John Baxter Black, Historic Saranac Lake Collection.  A brick at the Saranac Laboratory has been dedicated in the name of John Black by Historic Saranac Lake. The restored John Black Room at the Saranac Laboratory Born: January 28, 1896, Mansfield, Ohio

Died: May 16, 1923

John Baxter Black was a patient Saranac Lake for five years. After his death in 1923, his parents gave an addition of a new wing to the Saranac Laboratory in his memory.

John Black attended Andover Academy and Princeton University. He planned to work at the Ohio Brass Company of which his father, Frank Blymyer Black, was founder and president. Then came the Great War, and in May of 1917, John Black sailed for France with the Princeton Unit to enter the American Field Service as a volunteer ambulance driver. Instead, he spent that summer on the Aisne front with the French camion service.

In October of 1917, John joined the American army at Paris. He was sent to the French Artillery School and was in active service in France until returning home ill with tuberculosis in May of 1918. Sent to Saranac Lake for the fresh air cure in July of 1918, John and his mother stayed in the village for five years, renting three different houses.

By 1923 John was strong again. In May he went to Montreal for a final corrective surgery, expecting to go home cured. Tragically, John Black died on May 16, 1923, in Montreal, from infection following the surgery. John was laid to rest near his family home in Mansfield, Ohio.

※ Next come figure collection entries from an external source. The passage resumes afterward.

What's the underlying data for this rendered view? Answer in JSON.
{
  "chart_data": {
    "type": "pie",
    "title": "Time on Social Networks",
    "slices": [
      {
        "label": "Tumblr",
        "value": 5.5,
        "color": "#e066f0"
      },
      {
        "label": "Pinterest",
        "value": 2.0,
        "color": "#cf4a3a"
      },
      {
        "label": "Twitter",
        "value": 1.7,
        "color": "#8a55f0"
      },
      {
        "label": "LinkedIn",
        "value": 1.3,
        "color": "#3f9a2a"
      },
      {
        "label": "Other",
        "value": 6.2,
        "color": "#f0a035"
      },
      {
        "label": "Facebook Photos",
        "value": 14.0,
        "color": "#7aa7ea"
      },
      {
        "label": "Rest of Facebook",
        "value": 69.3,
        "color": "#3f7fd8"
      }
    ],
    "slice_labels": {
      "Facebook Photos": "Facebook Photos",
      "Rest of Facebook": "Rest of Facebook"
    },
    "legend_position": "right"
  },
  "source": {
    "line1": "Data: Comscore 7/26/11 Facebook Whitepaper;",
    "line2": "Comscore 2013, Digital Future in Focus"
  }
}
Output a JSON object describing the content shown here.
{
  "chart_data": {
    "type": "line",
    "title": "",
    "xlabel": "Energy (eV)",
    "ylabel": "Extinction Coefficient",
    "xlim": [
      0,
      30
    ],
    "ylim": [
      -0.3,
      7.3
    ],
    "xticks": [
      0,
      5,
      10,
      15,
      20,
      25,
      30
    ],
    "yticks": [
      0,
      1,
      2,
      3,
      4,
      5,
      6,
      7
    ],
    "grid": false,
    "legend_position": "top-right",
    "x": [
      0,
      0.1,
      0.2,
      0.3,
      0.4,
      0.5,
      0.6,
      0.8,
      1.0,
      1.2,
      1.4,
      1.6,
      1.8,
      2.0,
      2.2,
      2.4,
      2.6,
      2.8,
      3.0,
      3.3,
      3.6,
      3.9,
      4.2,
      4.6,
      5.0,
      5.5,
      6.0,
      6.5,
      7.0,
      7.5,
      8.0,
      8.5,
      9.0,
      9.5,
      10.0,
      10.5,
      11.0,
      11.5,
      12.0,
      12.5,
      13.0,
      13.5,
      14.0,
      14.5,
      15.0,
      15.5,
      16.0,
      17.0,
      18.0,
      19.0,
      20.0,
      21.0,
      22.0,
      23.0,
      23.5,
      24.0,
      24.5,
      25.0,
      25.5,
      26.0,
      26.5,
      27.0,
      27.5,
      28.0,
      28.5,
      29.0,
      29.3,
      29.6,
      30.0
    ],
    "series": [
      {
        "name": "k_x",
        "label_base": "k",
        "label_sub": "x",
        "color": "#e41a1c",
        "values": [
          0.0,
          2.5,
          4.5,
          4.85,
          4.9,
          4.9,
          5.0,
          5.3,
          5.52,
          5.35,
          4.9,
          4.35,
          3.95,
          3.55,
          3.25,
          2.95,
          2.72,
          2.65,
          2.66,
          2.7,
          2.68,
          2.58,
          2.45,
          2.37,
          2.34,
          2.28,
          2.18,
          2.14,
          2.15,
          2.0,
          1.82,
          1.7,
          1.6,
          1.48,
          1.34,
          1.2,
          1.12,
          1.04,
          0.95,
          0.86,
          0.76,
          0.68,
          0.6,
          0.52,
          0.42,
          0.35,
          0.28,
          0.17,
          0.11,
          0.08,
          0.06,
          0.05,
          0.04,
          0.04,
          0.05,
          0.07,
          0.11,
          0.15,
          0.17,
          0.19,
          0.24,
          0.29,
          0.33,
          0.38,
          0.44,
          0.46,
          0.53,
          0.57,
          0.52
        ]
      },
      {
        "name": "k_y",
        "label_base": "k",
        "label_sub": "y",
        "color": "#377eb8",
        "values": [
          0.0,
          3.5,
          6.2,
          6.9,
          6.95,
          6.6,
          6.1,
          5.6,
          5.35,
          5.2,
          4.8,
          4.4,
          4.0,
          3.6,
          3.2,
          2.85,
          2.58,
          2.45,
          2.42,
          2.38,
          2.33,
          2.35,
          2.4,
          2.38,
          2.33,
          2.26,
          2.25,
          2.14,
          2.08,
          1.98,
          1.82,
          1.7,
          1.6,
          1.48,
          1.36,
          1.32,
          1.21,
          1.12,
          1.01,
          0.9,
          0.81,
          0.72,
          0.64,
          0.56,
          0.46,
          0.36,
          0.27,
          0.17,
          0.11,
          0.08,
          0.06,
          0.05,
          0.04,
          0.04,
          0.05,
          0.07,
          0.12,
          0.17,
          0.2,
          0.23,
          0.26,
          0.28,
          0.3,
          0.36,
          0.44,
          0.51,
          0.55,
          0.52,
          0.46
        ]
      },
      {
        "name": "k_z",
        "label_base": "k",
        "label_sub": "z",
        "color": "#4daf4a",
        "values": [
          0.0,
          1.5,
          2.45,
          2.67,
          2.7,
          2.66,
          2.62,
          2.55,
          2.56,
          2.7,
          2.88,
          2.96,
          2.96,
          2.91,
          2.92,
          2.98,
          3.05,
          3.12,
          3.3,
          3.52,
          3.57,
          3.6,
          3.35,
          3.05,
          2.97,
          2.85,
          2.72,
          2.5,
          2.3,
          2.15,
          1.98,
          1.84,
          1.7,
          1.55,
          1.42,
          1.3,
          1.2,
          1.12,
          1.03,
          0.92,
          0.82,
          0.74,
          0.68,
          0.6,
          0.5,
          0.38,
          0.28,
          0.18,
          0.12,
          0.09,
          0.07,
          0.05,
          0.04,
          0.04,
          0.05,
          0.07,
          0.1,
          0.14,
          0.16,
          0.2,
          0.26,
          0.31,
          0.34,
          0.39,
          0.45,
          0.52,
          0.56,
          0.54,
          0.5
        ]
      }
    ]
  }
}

John Black's friend, the historian Alfred Donaldson, wrote the poem on John’s gravestone:

“… I knew him in this battle of the porch,

Knew his poise, the bright

Intrepid smile that like a high-held torch

Helped others in the fight….”

The Architects

Noted architect and friend from Princeton, Robert W. McLaughlin, Jr., [http://www.e-nebraskahistory.org/index.php?title=Robert_William_McLaughlin,_Jr._(1900-1989),_Architect] designed the addition. McLaughlin graduated in 1921, after serving with the U.S. Navy during the World War. Diagnosed with TB, he was sent to Saranac Lake in 1922. Working with G. G. Symes, McLaughlin completed the John Black room in 1928. In 1934, also as a gift of the Black family, he added the second floor offices and labs under the auspices of Holden McLaughlin Associates. Robert McLaughlin went on to a distinguished post as director of the School of Architecture at Princeton from 1952-1965.

The Princeton Connection

One perceptive visitor to the John Black Room remarked that the space “looks like Princeton.” Indeed, the stylistic similarities are no accident. The room was designed by the Princeton architect Robert McLaughlin, and the Black family had close ties to Princeton. Two of John’s younger brothers, Donald and Roger, followed him there. In the next generation, five of Frank and Jessie’s seven grandchildren attended Princeton. After John’s death, the Blacks dedicated a stained glass Tiffany window at the Princeton Chapel in his name. Other Princeton contemporaries of John Black who volunteered for service in France include writers F. Scott Fitzgerald", Edmund Wilson, and John Peale Bishop.

In 2008, HSL published the following brochure on John Black and the John Black Memorial Room: John Black Brochure.pdf


John Baxter Black has a nephew, also named John Black.